In June 2021, he locked up his Tokyo selection after winning gold at the Müller British Athletics Championships with a stadium record throw of 75.10m.

And with a personal best of 78.23m in his locker, the hammer thrower will be hoping he’s able to launch his way on to the podium on his Games debut.

Matt Rossiter - Rower

Age 31 from Newbury, West Berkshire

Matt Rossiter started working on the Queen Elizabeth Olympic Park selling memorabilia to the masses and rued an injury that meant he was not competing.

A debilitating back problem threatened to impede his path to the Games after a prodigious junior career, including world junior and Youth Olympic gold medals.

He then turned his life around and returned to sport in 2016, rowing alongside Ollie Cook, Rory Gibbs and Sholto Carnegie.

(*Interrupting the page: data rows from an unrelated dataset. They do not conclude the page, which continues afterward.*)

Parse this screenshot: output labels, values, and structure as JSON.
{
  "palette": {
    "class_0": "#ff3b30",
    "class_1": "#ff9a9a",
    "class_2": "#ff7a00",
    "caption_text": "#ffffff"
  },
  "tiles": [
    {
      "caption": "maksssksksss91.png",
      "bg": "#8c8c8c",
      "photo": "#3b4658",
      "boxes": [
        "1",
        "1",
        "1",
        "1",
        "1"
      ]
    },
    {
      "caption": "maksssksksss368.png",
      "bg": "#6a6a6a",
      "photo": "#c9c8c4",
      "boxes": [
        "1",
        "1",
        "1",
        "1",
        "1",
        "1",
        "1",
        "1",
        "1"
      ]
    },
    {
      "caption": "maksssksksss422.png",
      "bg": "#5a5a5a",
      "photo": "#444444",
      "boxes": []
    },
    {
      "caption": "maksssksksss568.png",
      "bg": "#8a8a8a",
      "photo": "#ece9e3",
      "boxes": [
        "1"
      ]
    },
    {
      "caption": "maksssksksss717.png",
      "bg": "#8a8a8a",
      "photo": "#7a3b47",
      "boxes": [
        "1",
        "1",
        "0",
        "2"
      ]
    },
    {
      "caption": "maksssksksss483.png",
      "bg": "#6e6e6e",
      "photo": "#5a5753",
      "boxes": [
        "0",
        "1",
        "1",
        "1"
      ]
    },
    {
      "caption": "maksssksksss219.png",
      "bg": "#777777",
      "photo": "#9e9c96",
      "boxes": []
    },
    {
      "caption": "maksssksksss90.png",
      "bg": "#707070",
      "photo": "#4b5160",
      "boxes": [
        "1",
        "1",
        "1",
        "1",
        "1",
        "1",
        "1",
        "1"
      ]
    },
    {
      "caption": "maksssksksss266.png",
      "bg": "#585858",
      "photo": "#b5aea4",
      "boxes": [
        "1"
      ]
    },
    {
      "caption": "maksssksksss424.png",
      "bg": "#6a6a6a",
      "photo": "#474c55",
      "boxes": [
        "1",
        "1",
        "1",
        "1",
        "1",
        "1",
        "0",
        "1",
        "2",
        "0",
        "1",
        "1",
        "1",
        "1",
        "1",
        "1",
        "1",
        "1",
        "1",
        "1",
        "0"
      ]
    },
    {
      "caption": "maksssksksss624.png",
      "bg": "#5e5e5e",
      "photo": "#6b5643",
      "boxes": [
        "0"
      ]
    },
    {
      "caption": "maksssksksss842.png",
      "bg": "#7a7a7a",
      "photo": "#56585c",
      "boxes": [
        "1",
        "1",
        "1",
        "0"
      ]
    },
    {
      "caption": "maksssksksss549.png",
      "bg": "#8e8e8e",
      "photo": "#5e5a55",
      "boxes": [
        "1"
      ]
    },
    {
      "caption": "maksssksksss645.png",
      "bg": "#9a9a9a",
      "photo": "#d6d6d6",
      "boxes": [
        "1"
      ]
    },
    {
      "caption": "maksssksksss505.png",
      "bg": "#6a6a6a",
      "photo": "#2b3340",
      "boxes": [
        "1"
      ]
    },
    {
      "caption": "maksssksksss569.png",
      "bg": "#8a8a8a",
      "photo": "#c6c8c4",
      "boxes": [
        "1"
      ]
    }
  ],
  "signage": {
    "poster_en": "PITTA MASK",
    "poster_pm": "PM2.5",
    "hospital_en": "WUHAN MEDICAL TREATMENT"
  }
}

The quartet shouldered the expectation brought by Britain’s historic success in their event, winning two world golds in the cycle and European gold in 2021.

Jack Beaumont - Rower

Royal Borough Observer:

Age 27 from Maidenhead

Jack Beaumont was the youngest member of the Great Britain rowing squad at the Rio 2016 Olympic Games after stepping in as a last-minute replacement.

Before this, he was involved in a serious training accident in Portugal that left him worried he wouldn’t walk again, after suffering four fractured vertebrae in his back, two broken ribs and a torn hip flexor muscle.

Charles Elwes - Rower

Age 24 from Newbury, West Berkshire

Rower Charles had his dream crushed when the spread of Covid-19 led to the Olympic Games being postponed.

However her persevered and trained with two former Yale University teammates pushing each other to be the best they can be.

Matilda Horn - Rower

Age 28 from Windsor

Horn fell in love with the sport down at Eton Excelsior Rowing Club where her dad runs the junior programme and continued to row when studying at St Mary’s University.

It was while rowing for the University London Boat Club that she made the move to coxing after injuring her back.

In 2017 she got her big break, coxing the women’s eight to bronze and silver medals at two World Cup events before directing the team to back-to-back silver medals at the 2018 and 2019 European Championships.

Ellie Rayner

Age 24 from Maidenhead

Renowned for her electric turn of pace, the 24-year-old was a talented 400m runner growing up and has translated that speed onto the hockey pitch to pose a constant threat for her country.

The Maidenhead star was part of the team that claimed bronze at the 2018 Commonwealth Games – but will be hellbent on going even better when she descends on Japan this summer.

Oliver Cook - Rower

Age 31 from Windsor

Oliver's rowing journey began in Windsor at his local rowing club, Eton Excelsior, where his dad initially decided to take up the sport in his early 40s after stumbling across it on a run.

He used to go along with his dad - in what he described as “a form of cheap babysitting” - and he eventually became the club’s very first junior rower as a 12-year-old.

From there he continued to pursue his passion throughout school and university before trialling for the British team at U23 level and first competing for the senior squad in 2012.